La TVA s'emballe le Cheval va mal, les mots de Serge Lecomte

28/02/2017

La TVA s'emballe le Cheval va mal, les mots de Serge Lecomte

Lundi 27 février, dans le cadre du Salon international de l'agriculture de Paris, Serge Lecomte président de la Fédération Française d'Equitation a ouvert la conférence de presse "La TVA s'emballe, le Cheval va mal". Retrouvez les mots de Serge Lecomte prononcés devant la presse, aux côtés des 34 autres présidents d'organismes de la filière équine.

"Mesdames, Messieurs,

Nous sommes aujourd’hui réunis pour une conférence de presse au Salon de l’Agriculture de Paris.

C’est un signal fort pour nous tous.

Chacun dans nos spécificités, nous sommes attachés à la terre et à cet animal, le cheval.

Le cheval, Voici notre dénominateur commun mais aussi notre passion, notre outil de travail. Quels que soient les jours, les heures, les saisons, le cheval nécessite tous nos soins pour garantir son rythme biologique.

Cette présence quotidienne auprès de nos animaux est identique à celle des nombreux agriculteurs ici présents. Cet animal est ancré dans la terre, dans notre histoire nationale – souvent dans des traditions régionales - et participe, comme tant d’animaux, à la préservation et l’entretien des territoires ruraux.

L’ancrage dans la ruralité de nos activités transcende nos différences et nous nous retrouvons ici pour une cause commune, le maintien et la préservation de nos activités, que beaucoup, de par le monde, nous envient pour :

- les qualités génétiques,

- le savoir-faire des équidés de travail,

- le développement de l’équitation pour tous,

- la qualité des sports équestres et de nos chevaux,

- le modèle unique des courses hippiques.

Nos activités participent aussi à des enjeux écologiques et à la transmission de valeurs éducatives et culturelles.

55 000 entreprises génèrent une activité économique importante avec ses emplois directs et indirects.

Nos activités représentent dans leur globalité un chiffre d’affaires de l’ordre de 11 milliards d’euros. Cette filière ne peut donc être ignorée et nécessite la considération de nos élus et une vraie prise de conscience.

La situation économique de toutes les activités liées au cheval s’est dégradée en particulier en raison de l’augmentation du taux de TVA depuis 2013 où il est passé de 5.5 à 20 % soit presque 4 fois plus.

Aucun service et aucun produit n’ont subi une telle pression fiscale.

Les conséquences économiques et sociales sont importantes pour tous, conduisant à un effondrement des investissements, une mise en péril des emplois de la filière et la diminution du nombre de chevaux et cavaliers.
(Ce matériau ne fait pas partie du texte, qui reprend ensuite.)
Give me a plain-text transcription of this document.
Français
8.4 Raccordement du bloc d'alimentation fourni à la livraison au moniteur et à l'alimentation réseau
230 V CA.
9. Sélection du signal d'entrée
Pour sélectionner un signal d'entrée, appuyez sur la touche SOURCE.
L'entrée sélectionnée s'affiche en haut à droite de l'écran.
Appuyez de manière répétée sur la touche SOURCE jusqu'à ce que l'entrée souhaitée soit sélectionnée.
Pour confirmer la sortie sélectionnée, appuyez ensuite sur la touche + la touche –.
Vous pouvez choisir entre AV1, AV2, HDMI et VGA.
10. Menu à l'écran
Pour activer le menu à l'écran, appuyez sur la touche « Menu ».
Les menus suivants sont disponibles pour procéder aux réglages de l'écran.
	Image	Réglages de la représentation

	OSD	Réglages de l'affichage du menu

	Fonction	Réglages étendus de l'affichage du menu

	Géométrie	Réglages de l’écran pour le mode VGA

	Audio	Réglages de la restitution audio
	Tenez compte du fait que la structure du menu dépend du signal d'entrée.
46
En 2013, après l’arrêt de la Cour de Justice de l'Union européenne, le Gouvernement s’est engagé, à négocier auprès de ses partenaires une révision de la directive TVA.

Nous y sommes.

En avril 2016, la Commission européenne a adopté un Plan d’Action visant à réviser la Directive TVA. Concernant la politique des taux, deux propositions sont posées :

  • Réviser la liste de biens et services pouvant bénéficier d’un taux réduit au choix des Etats-membres;
  • Accorder plus de flexibilité aux Etats-membres dans leur politique de taux sous réserve de respecter les principes du Traité, notamment les règles du marché intérieur et de concurrence.

Dans les deux hypothèses, les taux réduits actuellement en vigueur seraient maintenus.

Lors du 3ème trimestre 2017, la Commission devrait proposer une révision de la Directive. L’unanimité étant requise en matière fiscale, les Etats-membres devront s’accorder sur le régime de TVA et plus spécifiquement sur la politique de taux.

Ainsi par l’appel que nous lançons ce jour, nous demandons à nos Gouvernants actuels et à venir, conformément à leurs engagements, de soutenir la démarche entreprise par la Commission européenne et de défendre un taux réduit de TVA applicable à l’ensemble de la filière équine.

Ce soutien doit être large, l’ensemble des élus et des personnalités politiques doivent appuyer notre démarche afin de permettre à la France, et aux Etats-membres qui le souhaitent, d’appliquer un taux réduit de TVA à une filière en péril qui n’a aucun effet de concurrence dans l’Union européenne.

Enfin, nos gouvernants doivent étudier dès à présents les clauses dont bénéficient certains pays européens pour nous permettre de défendre au mieux une filière qui fait sienne chaque jour cette devise de Xénophon « Le cheval est un bon maître, non seulement pour le corps, mais aussi pour l'esprit et le cœur ».

Je vous remercie pour votre présence et votre attention.

Dominique de BELLAIGUE, Yves CHAUVIN, Jean-Pierre COLOMBU, Eric ROUSSEAU et moi-même restons à votre disposition pour répondre à vos questions."